Ils lui lançaient bien, parfois, quelques pierres, en passant sur le chemin,
mais jamais ne s’en approchaient. Ils avaient tous en tête, les paroles, les
récits des anciens.
Ce qui les effrayaient le plus,
c’était qu’aucun ne se ressemblait. Alors entre eux, ils se les racontaient,
les modifiant encore. Il y avait cependant une constante dans ces récits, cette
bâtisse avait le mauvais œil, elle portait malheur. Tout le village lui
tournait le dos, faisant même des détours pour ne pas l’approcher, comme le
faisait les enfants qui ne savaient pas tout. Devant le mutisme des adultes, ils
n’arrivaient même pas à savoir à qui elle appartenait, cette bâtisse devenait
le principal personnage de leurs jeux. Effrayante, elle les attirait.
Enigmatique, elle les subjuguait.
Comme on les tançait lorsqu’ils en
parlaient, ils utilisèrent un code pour échapper aux adultes. Longtemps ils lui
cherchèrent un nom. La Vieille lui allait bien, mais las de se faire réprimer,
pour manque de respect envers les anciens, ils lui cherchèrent un autre nom. Ce
fut l’unique institutrice du village, de l’unique classe qui mêlait les enfants
de tous âges, en un groupe uni autour
d’elle, qui leur apporta une solution.
Elle était passionnée d’opéra. Elle
exerçait leur oreille musicale avec des extraits qu’elle résumait toujours de
façon très attrayante. Les sentiments humains, poussés à leur paroxysme, ne
pouvaient qu’intéresser ces gamins, et cela débouchait sur des discussions
passionnées, et des règles de conduite rappelant les valeurs fondamentales. Ce
jour-là, elle leur fit entendre l’air de la calomnie du Barbier de Séville,
chanté en français par Xavier Depraz. Rien de tel pour leur montrer le sens de
deux mots en musique « piano » et « crescendo » tout en
réfléchissant sur la calomnie. Mais, ce fut un autre mot qui les intéressa.
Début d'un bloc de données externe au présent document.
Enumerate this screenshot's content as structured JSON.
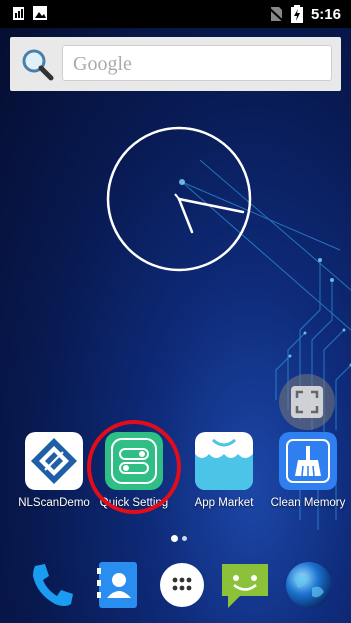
{
  "status_bar": {
    "time": "5:16",
    "left_icons": [
      "sim-notification-icon",
      "image-notification-icon"
    ],
    "right_icons": [
      "no-sim-icon",
      "battery-charging-icon"
    ]
  },
  "search_widget": {
    "placeholder": "Google",
    "icon": "magnifier-icon"
  },
  "clock_widget": {
    "type": "analog-clock",
    "time": "5:16"
  },
  "apps": [
    {
      "label": "NLScanDemo",
      "icon": "nlscan-logo-icon"
    },
    {
      "label": "Quick Setting",
      "icon": "quick-setting-toggle-icon",
      "highlighted": true
    },
    {
      "label": "App Market",
      "icon": "shopping-bag-icon"
    },
    {
      "label": "Clean Memory",
      "icon": "broom-icon"
    }
  ],
  "floating_button": {
    "icon": "screenshot-frame-icon"
  },
  "page_indicator": {
    "pages": 2,
    "current": 1
  },
  "dock": [
    {
      "name": "phone",
      "icon": "phone-icon"
    },
    {
      "name": "contacts",
      "icon": "contacts-icon"
    },
    {
      "name": "all-apps",
      "icon": "app-drawer-icon"
    },
    {
      "name": "messaging",
      "icon": "messaging-icon"
    },
    {
      "name": "browser",
      "icon": "globe-icon"
    }
  ],
  "colors": {
    "highlight_ring": "#e30c1b",
    "status_bar": "#000000",
    "quick_setting_green": "#2fbf85",
    "clean_memory_blue": "#2f7ff0"
  }
}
Le petit Paul, cinq ans, demanda le
sens de « rumeur légère ». La classe essaya d’expliquer le mot, connu,
mais difficile à définir. D’autant plus difficile qu’ils se faisaient des
signes, un discours parallèle parasitait la démarche de la maîtresse. Elle les
trouva bien excités, les gronda, c’était la fin de la semaine, ils devaient
être fatigués.
Ils sortirent en courant et en
portant en triomphe, le petit Paul qui gigotait au-dessus des bras tendus. Elle
les regardait attendrie, elle finissait sa carrière dans l’école de son village
avec un groupe d’enfants, très agréable.
Ils avaient trouvé ! Ils
expliquèrent au petit Paul que c’était un secret qu’ils venaient de trouver,
grâce à lui. Il était dans le secret des grands, il ne dirait donc rien. Cette
bâtisse avait enfin un nom, Rumeur.
Comme par enchantement, le fait de
la nommer, petit à petit la rendit moins effrayante. Ils ne lui jetèrent plus
de pierres. Ils quittèrent le chemin pour s’en approcher, jouèrent dans son
ombre. Cette Rumeur ne les inquiétait plus, devenait leur alliée, contre les
adultes qui la calomniaient. Jacques avait précisé que seule, sa tante, qui vivait
à Paris, clamait que cette Rumeur ne l’inquiétait pas. Il l’avait vue avec son
fils, au village, une fois, pour un enterrement. Il était petit, mais se
souvenait bien d’elle. Elle se moquait de la peur des villageois, s’était
disputé avec son père. Elle était repartie fâchée. Il l’aimait bien, avait posé
des questions, auxquelles ses parents n’avaient pas répondu, pour finir par lui
dire de ne pas s’occuper des discussions des adultes.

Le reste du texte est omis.